I gather that one reason Dutch public art is so weird and abstract is that there was a big movement way from Yet Another Representational War Memorial in the mid-to-late Twentieth Century. Not that there aren’t still monuments to the events of the war, but they’re in among works that honor other things (I know of two monuments honoring sex workers in Amsterdam, for instance), and they’re intended to be thought-provoking as well as emotion-provoking.
We have an odd local public art story that involves initial rejection and later, a sort of “bless its heart” fondness and reclaiming: The Iron Horse. (More.)
The Horse was, at least back in the early ’90s, a popular meeting place for local pagans, and a local record company is named after it.
My favorite piece of public art from my last too-short visit to the Netherlands was “Wassende Maan” in the Biesbosch. It’s a labyrinth made out of earth and water. I saw it on a day when the water was reflecting the sky, and there were circles within circles, and ducks sitting on part of it, and it was one of the most beautiful labyrinths I’ve ever seen (and I’m a bit of a labyrinth connoisseur.) I particularly liked the fact that you could walk the labyrinth on the paths, or take the little canals by boat, if you had one handy.
I’m terribly impressed with the Dutch support of public art. I wish our local government here in the USA would do the same, but there would have to be a lot of education first; I can only imagine the outcries from the conservatives.
Richmond, for reasons I only partly understand, has lots of public art; my neighborhood also has private art in public areas.
Here are a few of my favorites:
Statue in a park that runs near our house
One of my children’s favorites
The “pretty wall”, which the children look at every Sunday on the way home from church.
Art in Richmond is controversial, to say the least; that’s more a feature of the differing histories than of anything specific to art.
Lila @3:
I like the horse, and his story.
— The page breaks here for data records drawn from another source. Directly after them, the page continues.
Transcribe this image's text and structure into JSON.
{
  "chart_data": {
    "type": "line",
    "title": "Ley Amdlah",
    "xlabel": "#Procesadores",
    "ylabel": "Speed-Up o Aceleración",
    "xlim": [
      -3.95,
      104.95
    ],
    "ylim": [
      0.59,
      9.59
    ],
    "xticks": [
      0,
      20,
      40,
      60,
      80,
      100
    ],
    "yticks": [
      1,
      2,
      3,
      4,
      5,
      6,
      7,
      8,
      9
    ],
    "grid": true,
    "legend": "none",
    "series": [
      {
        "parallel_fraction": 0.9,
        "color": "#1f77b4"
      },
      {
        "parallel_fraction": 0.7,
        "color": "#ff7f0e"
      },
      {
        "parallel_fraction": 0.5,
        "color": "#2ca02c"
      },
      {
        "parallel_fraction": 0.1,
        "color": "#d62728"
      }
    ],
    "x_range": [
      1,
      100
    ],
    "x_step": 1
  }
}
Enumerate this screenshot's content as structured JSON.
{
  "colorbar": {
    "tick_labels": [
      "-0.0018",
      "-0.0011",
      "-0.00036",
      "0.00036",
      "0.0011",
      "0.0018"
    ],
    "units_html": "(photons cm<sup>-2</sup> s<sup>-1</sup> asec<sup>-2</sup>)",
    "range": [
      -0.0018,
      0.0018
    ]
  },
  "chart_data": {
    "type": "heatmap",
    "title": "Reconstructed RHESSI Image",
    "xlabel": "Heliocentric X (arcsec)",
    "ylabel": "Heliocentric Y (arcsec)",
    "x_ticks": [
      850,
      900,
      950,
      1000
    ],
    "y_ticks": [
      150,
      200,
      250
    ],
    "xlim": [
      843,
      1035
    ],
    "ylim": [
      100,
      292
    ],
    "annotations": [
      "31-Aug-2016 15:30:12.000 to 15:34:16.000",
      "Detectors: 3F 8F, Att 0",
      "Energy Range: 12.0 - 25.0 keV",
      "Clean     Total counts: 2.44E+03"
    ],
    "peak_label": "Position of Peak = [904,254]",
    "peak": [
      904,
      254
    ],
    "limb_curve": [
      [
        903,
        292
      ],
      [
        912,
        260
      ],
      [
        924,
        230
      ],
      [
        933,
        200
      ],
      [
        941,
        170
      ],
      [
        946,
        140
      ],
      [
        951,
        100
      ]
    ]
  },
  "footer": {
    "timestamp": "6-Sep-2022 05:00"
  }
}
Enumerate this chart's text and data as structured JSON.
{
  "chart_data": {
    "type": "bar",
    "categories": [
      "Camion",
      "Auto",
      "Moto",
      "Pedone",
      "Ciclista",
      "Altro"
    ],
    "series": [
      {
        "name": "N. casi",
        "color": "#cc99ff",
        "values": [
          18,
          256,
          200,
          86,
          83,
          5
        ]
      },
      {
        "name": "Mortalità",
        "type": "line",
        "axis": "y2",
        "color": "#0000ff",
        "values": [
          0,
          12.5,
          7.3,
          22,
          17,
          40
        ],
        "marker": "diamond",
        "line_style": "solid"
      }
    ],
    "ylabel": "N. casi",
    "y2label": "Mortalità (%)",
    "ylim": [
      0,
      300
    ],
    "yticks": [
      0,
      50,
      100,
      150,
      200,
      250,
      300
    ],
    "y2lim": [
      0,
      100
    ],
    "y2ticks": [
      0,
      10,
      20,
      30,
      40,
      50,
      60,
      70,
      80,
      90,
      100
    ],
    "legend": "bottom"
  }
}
One of the things I enjoy about public art is the way that people’s relationships with it grow over time.
Laurel @4:
I was looking in my son’s art textbook (he’s 12 and goes to a Dutch middle school) The book has everything from medieval icons through to Andy Warhol and modern video game design; it’s intended less as a survey course of what’s gone before than a way to acquire the toolkit to approach a wide variety of works.
Frankly, I’m envious, the way I get envious when I see them studying cognitive styles, or the way they were taught social interaction and conflict resolution skills in primary school. Why couldn’t I have learned this stuff?
SamChevre @5:
Neat! I’m particularly charmed by the pretty wall. There was something analagous where I grew up, albeit more structural and made of bricks. I’ve always wanted to do something like that in my garden, but it’s never made it to the top of the priority list.
(The Dutch and what they put in their gardens…I will have to do a post on it sometime. Plus maybe one on Christmas lights, at least in my area. Quite astonishing for a country whose main December festival is Sinterklaas.)